Inspired by Richie Hawtin‘s set at the Amore Festival in Rome,  Valerio Panizio is back with some new dark techno. Hailing from Frosinone in central Italy, Panizio debuted on Criminal Zone Records (where he is currently A&R and label manager), as well as releases on Dopamine Records, Tekx Records, and, most recently, 2016’s single, “Press“, on Dolma Recordings.

His debut on Techburst, Mark Sherry’s “dark and twisted techno” label, is an intriguing and diverse mix of sophisticated and classic pounding techno. Here’s the breakdown:

“Smash Em All”

Panizio’s 2-track debut EP on the Black Hole Recordings’ offshoot imprint kicks off with a decidedly different techno attack: booming kicks, ambient loops, and propulsive but low-key percussion and hats that give the track an almost detached alien-like feel. There is plenty of room for mind space as well as floor movement in this track. The build features warped spoken sampling, almost recognizable but not quite. The resulting drop isn’t so much a drop as it is an extension of the opening groove. Not spectacular, but incredibly solid.

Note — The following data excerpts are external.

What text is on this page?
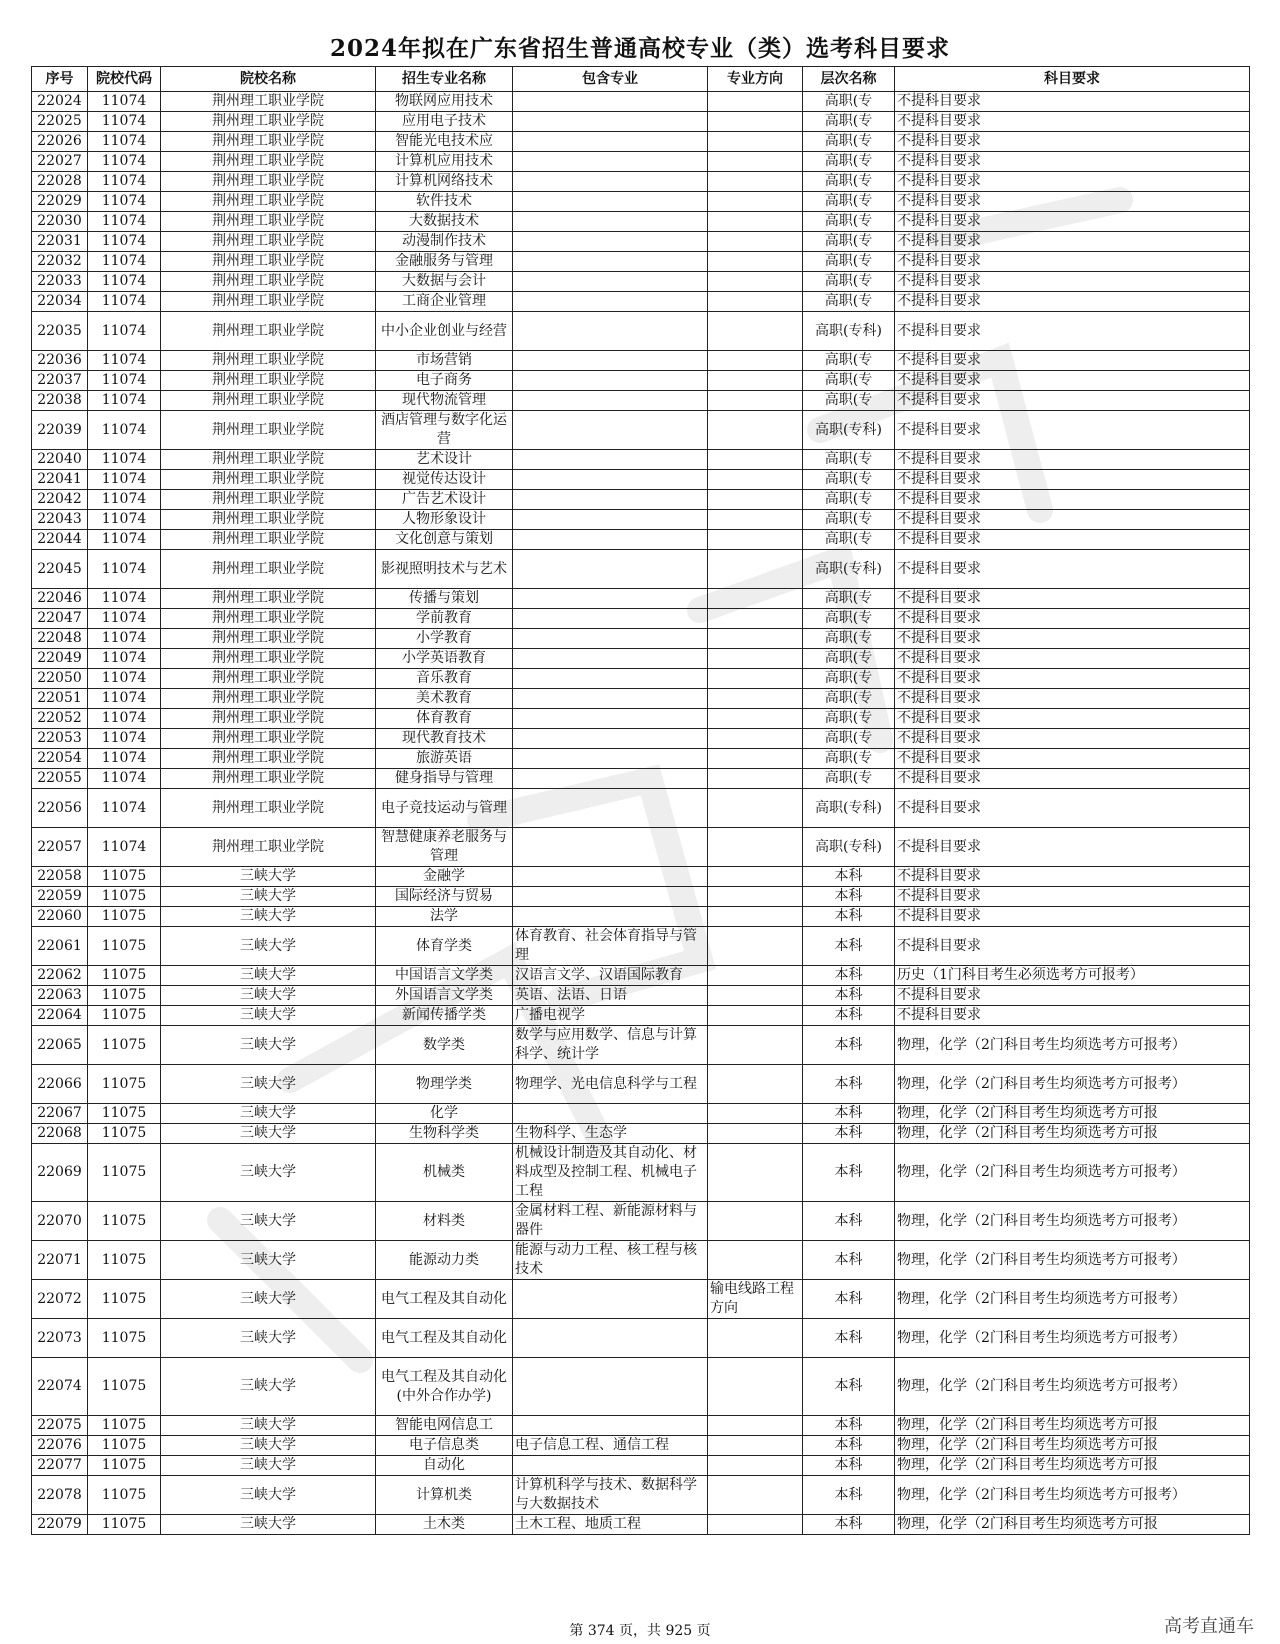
2024年拟在广东省招生普通高校专业（类）选考科目要求
序号	院校代码	院校名称	招生专业名称	包含专业	专业方向	层次名称	科目要求
22024	11074	荆州理工职业学院	物联网应用技术			高职(专	不提科目要求
22025	11074	荆州理工职业学院	应用电子技术			高职(专	不提科目要求
22026	11074	荆州理工职业学院	智能光电技术应			高职(专	不提科目要求
22027	11074	荆州理工职业学院	计算机应用技术			高职(专	不提科目要求
22028	11074	荆州理工职业学院	计算机网络技术			高职(专	不提科目要求
22029	11074	荆州理工职业学院	软件技术			高职(专	不提科目要求
22030	11074	荆州理工职业学院	大数据技术			高职(专	不提科目要求
22031	11074	荆州理工职业学院	动漫制作技术			高职(专	不提科目要求
22032	11074	荆州理工职业学院	金融服务与管理			高职(专	不提科目要求
22033	11074	荆州理工职业学院	大数据与会计			高职(专	不提科目要求
22034	11074	荆州理工职业学院	工商企业管理			高职(专	不提科目要求
22035	11074	荆州理工职业学院	中小企业创业与经营			高职(专科)	不提科目要求
22036	11074	荆州理工职业学院	市场营销			高职(专	不提科目要求
22037	11074	荆州理工职业学院	电子商务			高职(专	不提科目要求
22038	11074	荆州理工职业学院	现代物流管理			高职(专	不提科目要求
22039	11074	荆州理工职业学院	酒店管理与数字化运营			高职(专科)	不提科目要求
22040	11074	荆州理工职业学院	艺术设计			高职(专	不提科目要求
22041	11074	荆州理工职业学院	视觉传达设计			高职(专	不提科目要求
22042	11074	荆州理工职业学院	广告艺术设计			高职(专	不提科目要求
22043	11074	荆州理工职业学院	人物形象设计			高职(专	不提科目要求
22044	11074	荆州理工职业学院	文化创意与策划			高职(专	不提科目要求
22045	11074	荆州理工职业学院	影视照明技术与艺术			高职(专科)	不提科目要求
22046	11074	荆州理工职业学院	传播与策划			高职(专	不提科目要求
22047	11074	荆州理工职业学院	学前教育			高职(专	不提科目要求
22048	11074	荆州理工职业学院	小学教育			高职(专	不提科目要求
22049	11074	荆州理工职业学院	小学英语教育			高职(专	不提科目要求
22050	11074	荆州理工职业学院	音乐教育			高职(专	不提科目要求
22051	11074	荆州理工职业学院	美术教育			高职(专	不提科目要求
22052	11074	荆州理工职业学院	体育教育			高职(专	不提科目要求
22053	11074	荆州理工职业学院	现代教育技术			高职(专	不提科目要求
22054	11074	荆州理工职业学院	旅游英语			高职(专	不提科目要求
22055	11074	荆州理工职业学院	健身指导与管理			高职(专	不提科目要求
22056	11074	荆州理工职业学院	电子竞技运动与管理			高职(专科)	不提科目要求
22057	11074	荆州理工职业学院	智慧健康养老服务与管理			高职(专科)	不提科目要求
22058	11075	三峡大学	金融学			本科	不提科目要求
22059	11075	三峡大学	国际经济与贸易			本科	不提科目要求
22060	11075	三峡大学	法学			本科	不提科目要求
22061	11075	三峡大学	体育学类	体育教育、社会体育指导与管理		本科	不提科目要求
22062	11075	三峡大学	中国语言文学类	汉语言文学、汉语国际教育		本科	历史（1门科目考生必须选考方可报考）
22063	11075	三峡大学	外国语言文学类	英语、法语、日语		本科	不提科目要求
22064	11075	三峡大学	新闻传播学类	广播电视学		本科	不提科目要求
22065	11075	三峡大学	数学类	数学与应用数学、信息与计算科学、统计学		本科	物理，化学（2门科目考生均须选考方可报考）
22066	11075	三峡大学	物理学类	物理学、光电信息科学与工程		本科	物理，化学（2门科目考生均须选考方可报考）
22067	11075	三峡大学	化学			本科	物理，化学（2门科目考生均须选考方可报
22068	11075	三峡大学	生物科学类	生物科学、生态学		本科	物理，化学（2门科目考生均须选考方可报
22069	11075	三峡大学	机械类	机械设计制造及其自动化、材料成型及控制工程、机械电子工程		本科	物理，化学（2门科目考生均须选考方可报考）
22070	11075	三峡大学	材料类	金属材料工程、新能源材料与器件		本科	物理，化学（2门科目考生均须选考方可报考）
22071	11075	三峡大学	能源动力类	能源与动力工程、核工程与核技术		本科	物理，化学（2门科目考生均须选考方可报考）
22072	11075	三峡大学	电气工程及其自动化		输电线路工程方向	本科	物理，化学（2门科目考生均须选考方可报考）
22073	11075	三峡大学	电气工程及其自动化			本科	物理，化学（2门科目考生均须选考方可报考）
22074	11075	三峡大学	电气工程及其自动化(中外合作办学)			本科	物理，化学（2门科目考生均须选考方可报考）
22075	11075	三峡大学	智能电网信息工			本科	物理，化学（2门科目考生均须选考方可报
22076	11075	三峡大学	电子信息类	电子信息工程、通信工程		本科	物理，化学（2门科目考生均须选考方可报
22077	11075	三峡大学	自动化			本科	物理，化学（2门科目考生均须选考方可报
22078	11075	三峡大学	计算机类	计算机科学与技术、数据科学与大数据技术		本科	物理，化学（2门科目考生均须选考方可报考）
22079	11075	三峡大学	土木类	土木工程、地质工程		本科	物理，化学（2门科目考生均须选考方可报
第 374 页，共 925 页	高考直通车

The second build is much more effective, dropping into the opening spacey tech but with more urgency and high/low accents.The track is hypnotic tech, despite its nearly hardcore title. The track’s end is quite sudden, leaving one to wonder what could have been added or highlighted in the outro groove. Still a solid, if not mind blowing groove.

“Squeal In”

The second half of Panizio’s EP starts in the best heavy techno fashion: pounding, driven and spare. The track differs greatly from the opposite side, in that it jettisons ambient head space for a direct, driving attack. The build, starting around 2:20, is very well-executed and moves the body of the track into a slightly spacier direction, culminating in a proper but minimal drop that is far better than the other track. This is because of its simplicity of movement and its complexity of atmosphere and synth loops, like a wonderfully trippy tech track that could have been released in the 90’s heyday. Panizio’s use of subtraction during his builds, while not unique, are refreshing in these days of “kitchen-sink-building-into-nothing drops.”

There are no pretensions with this track: just hard, moderately fast, straight-from-the-hip techno that should establish Panizio among the ranks of the better-than average artists on Techburst. This is in addition to one of Black Hole’s voluminous heavyweights, as evidenced by Sander van Doorn dropping the track in one of his Identity broadcasts (#395).